There will be a lot more data gathering and reporting of physician payments from pharma and others under the proposed Sunshine Act. Here's what you need to know.
The long-awaited “Sunshine Act” regulations for physicians are out. Included in Section 6002 of the Affordable Care Act, the Sunshine Act has been a part of federal law since March 23, 2010. It took three years for CMS to formulate a final 285-page rule, effective 60 days from publication in the Federal Register, currently set for publication February 8, 2013.
This final rule will require applicable manufacturers of drugs, devices, biologicals, or medical supplies covered by Medicare, Medicaid, or the Children's Health Insurance Program (CHIP) to report annually to the HHS secretary certain payments or transfers of value provided to physicians or teaching hospitals ("covered recipients").
Although “transparency” is the stated purpose, the title implies something more. “Sunlight (not simple transparency) is the “best disinfectant.” The phrase was made famous by U.S. Supreme Court Justice Louis Brandeis in a 1913 Harper's Weekly article, "What Publicity Can Do." Congress intended to put an end to a rotten practice, not merely make it more transparent.
“Disclosure brings about accountability, and accountability will strengthen the credibility of medical research, the marketing of ideas and, ultimately, the practice of medicine,” Sen. Chuck Grassley (R-Iowa), who co-authored the legislation, said in a statement. “The lack of transparency regarding payments made by the pharmaceutical and medical device community to physicians has created a culture that this law should begin to change substantially.”
This “culture” has to do with the way pharmaceutical and device manufacturers went about their business, which was detailed earlier this year in Practice Notes:
• Stark Law and Gifts Sent to Your Medical Practice
• Stark Law and Pharmaceutical Company Kickbacks
• Stark Law, the AKS, and AMA Ethical Opinions on Drugs and Devices
• When It is Legally Acceptable to Accept Gifts at Your Medical Practice
Agency rules have the same force as statutes, but because federal agencies do not hold hearings; the public is permitted to comment on the first draft. An agency will respond to public comments in the final rule (explaining why the comments, if any, were either included or rejected.) This public participation adds a considerable amount of length to the 285-page final Sunshine Act rule.

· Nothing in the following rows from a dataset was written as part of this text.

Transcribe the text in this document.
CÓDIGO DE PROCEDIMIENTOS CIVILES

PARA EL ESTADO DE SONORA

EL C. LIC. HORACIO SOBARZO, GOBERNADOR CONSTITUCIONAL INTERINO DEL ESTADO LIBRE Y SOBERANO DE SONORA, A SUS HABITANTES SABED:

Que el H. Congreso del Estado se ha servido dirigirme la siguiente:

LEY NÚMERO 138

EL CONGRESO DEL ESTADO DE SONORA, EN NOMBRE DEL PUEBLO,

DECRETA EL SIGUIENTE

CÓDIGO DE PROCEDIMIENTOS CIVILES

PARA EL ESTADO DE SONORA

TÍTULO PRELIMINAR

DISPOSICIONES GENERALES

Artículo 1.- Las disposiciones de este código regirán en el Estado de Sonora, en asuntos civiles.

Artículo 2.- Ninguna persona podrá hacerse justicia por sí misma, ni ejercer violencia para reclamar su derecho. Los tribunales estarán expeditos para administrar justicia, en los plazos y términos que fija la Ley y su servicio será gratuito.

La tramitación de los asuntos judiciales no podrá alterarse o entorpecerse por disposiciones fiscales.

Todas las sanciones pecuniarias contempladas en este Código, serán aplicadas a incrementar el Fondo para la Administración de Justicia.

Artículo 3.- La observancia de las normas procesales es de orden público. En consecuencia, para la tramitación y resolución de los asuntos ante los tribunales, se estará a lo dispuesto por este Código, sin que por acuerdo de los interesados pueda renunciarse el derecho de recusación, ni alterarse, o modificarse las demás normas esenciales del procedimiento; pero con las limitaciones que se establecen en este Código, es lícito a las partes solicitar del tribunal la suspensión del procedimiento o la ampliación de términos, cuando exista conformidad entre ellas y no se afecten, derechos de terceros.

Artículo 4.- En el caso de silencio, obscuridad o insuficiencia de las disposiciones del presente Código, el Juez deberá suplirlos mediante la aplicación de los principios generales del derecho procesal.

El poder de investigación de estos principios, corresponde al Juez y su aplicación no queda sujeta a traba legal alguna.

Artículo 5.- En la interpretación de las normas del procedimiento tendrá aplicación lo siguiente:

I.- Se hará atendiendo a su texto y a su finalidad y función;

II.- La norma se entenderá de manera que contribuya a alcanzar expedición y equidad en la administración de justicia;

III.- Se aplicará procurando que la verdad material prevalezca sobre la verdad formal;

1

Distilled to its bare bones:
1. Starting Aug. 1, 2013, drug and device companies will be required to gather data about payments, gifts, and other transfers of value given to physicians and teaching hospitals, including shares or ownership in a company.
2. Manufacturers and group purchasing organizations will be responsible to report the data including physician ownership and investment interests to CMS by March 31, 2014.
3. Payments to a “covered recipient” means: 1.) a physician, other than a physician who is an employee of an applicable manufacturer; or 2.) a teaching hospital.
4. Payment includes: consulting fees, compensation for services other than consulting, honoraria, gifts, entertainment, food, travel (including the specified destinations), education, research, charitable contribution, royalty or license, current or prospective ownership or investment interest, direct compensation for serving as faculty or as a speaker for a medical education program, grants, any other nature of the payment, or other transfer of value.
5. There is a de minimis provision of $10 per gift, or annual aggregate of $100 which do not need to be reported.
6. Discounts and rebates need not be reported.
7. Product samples are excluded from reporting.
8. Penalties for failure to report are $1,000 to $10,000 per payment which is not reported with an annual limit of $150,000, unless the payment is “knowingly” omitted, in which case the penalty shall be at least $10,000 with an annual limit of $1,000,000.
The over-all effect of the Sunshine Act on physician practices is simple. Under Stark Law a physician may not refer patients for designated health services (DHSs) including prescription drugs and devices, where the physician or a close family member has an ownership, or financial relationship. Under the Anti-Kickback Statute, a physician may not prescribe drugs or devices if the physician has been paid in cash or in kind, if one purpose of the payment was to influence referrals.
The Sunshine Act will make it much more difficult to conceal such payments by an industry which has had a storied history of such payments.